Le Chat Noir
Il fixait du regard, sans ciller, les cartons sales empilés les uns sur les autres. Certains grands, d'autres petits ; ces boîtes vides disposées au hasard attendaient d'être jetées depuis des mois dans le coin le plus sombre de la pièce. Un cercle noir, s'élargissant lentement, recouvrit entièrement ses yeux ambrés. Le désir de bondir sur les cartons lui avait, au sens propre, obscurci la vue. Il savait parfaitement qu'en sautant, toutes les boîtes s'écrouleraient et qu'il resterait dessous. Bien qu'il ait tenté l'expérience maintes fois auparavant, il fit frémir ses moustaches avec une excitation comme si c'était la première fois. Si le son de ses moustaches tremblantes avait pu être entendu de l'extérieur, vous l'auriez comparé aux coups de baguette de plus en plus rythmés sur un tambour. Il se tendit, se tendit et se tendit encore, comme si ses pattes arrière étaient de véritables ressorts, et bondit sans effort, comme s'il volait, sur les cartons. Alors que ses pattes avant touchaient à peine la boîte, il disparut soudainement au milieu de la pile de cartons qui s'effondrait et devint brusquement invisible.

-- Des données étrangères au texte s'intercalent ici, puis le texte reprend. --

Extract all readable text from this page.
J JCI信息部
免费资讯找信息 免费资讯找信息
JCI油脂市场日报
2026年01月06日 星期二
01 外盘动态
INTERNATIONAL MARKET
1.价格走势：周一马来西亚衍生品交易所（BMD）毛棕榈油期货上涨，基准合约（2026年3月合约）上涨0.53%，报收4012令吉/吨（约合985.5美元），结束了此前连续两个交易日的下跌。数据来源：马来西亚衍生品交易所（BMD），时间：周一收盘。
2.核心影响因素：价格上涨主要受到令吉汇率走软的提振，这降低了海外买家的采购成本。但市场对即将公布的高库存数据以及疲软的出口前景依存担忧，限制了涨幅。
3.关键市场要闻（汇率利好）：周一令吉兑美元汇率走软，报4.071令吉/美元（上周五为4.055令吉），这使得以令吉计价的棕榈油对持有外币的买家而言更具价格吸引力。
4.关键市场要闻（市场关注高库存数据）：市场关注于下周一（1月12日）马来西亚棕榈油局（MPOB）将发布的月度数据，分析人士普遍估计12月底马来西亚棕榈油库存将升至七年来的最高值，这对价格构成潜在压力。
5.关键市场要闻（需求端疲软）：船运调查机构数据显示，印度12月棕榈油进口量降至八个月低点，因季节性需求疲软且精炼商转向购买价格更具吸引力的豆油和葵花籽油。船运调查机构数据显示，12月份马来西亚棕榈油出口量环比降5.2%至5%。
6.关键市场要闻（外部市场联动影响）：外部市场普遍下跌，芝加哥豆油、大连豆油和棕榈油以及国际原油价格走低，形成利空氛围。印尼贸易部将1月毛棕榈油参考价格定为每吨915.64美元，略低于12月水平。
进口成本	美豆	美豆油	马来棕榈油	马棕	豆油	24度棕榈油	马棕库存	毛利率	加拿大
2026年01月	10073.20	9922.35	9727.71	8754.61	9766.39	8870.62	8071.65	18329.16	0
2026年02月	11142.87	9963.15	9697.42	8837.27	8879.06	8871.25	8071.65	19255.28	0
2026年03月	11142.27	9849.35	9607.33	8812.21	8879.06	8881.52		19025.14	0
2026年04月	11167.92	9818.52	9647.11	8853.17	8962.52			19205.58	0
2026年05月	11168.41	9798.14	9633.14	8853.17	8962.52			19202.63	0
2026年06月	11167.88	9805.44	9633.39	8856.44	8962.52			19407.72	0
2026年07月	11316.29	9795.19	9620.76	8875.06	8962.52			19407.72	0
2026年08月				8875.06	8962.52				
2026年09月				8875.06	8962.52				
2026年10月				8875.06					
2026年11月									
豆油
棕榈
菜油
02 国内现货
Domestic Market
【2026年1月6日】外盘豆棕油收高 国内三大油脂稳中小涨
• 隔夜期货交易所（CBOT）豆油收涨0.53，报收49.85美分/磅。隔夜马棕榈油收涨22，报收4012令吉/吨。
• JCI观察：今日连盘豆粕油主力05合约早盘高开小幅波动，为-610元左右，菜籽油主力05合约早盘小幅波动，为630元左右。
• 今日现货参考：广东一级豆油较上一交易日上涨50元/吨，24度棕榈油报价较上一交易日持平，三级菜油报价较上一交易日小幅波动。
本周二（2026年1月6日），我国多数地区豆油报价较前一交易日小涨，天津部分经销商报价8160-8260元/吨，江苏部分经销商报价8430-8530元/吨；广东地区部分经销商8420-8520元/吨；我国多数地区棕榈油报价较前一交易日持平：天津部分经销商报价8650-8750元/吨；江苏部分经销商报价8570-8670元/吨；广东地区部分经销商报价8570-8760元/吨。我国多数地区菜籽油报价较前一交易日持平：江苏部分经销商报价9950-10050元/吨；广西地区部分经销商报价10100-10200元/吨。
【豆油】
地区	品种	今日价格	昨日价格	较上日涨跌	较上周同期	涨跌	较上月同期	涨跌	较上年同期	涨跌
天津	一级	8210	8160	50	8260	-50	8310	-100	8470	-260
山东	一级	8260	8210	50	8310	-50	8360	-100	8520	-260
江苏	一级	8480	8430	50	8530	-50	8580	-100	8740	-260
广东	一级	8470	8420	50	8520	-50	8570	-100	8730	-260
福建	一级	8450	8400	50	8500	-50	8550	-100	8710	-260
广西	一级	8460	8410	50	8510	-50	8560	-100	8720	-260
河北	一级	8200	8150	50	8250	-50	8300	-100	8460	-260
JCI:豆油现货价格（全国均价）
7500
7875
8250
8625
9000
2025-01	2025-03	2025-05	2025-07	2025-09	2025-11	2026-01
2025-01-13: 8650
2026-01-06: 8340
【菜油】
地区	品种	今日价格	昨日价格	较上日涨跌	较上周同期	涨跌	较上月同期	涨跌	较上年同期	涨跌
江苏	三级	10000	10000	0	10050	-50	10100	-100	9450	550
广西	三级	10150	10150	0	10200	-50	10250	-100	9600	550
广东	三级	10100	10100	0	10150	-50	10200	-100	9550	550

Peu de temps après, parmi les cartons de toutes tailles éparpillés deçà delà, on aperçut un filet de sang rouge vif, provenant manifestement de ce chat d'un noir de jais. Tel un petit ruisseau, il serpenta sur le sol en pierre brisée et commença à s'accumuler dans une petite cavité. Après un certain temps, le sang accumulé sécha et devint tout noir. Il semblait que ce n'était pas la curiosité, mais bien la stupidité qui tuait un chat. Quel dommage ! Lui-même ne le saurait jamais. Dans la vraie vie, les chats n'avaient pas neuf vies.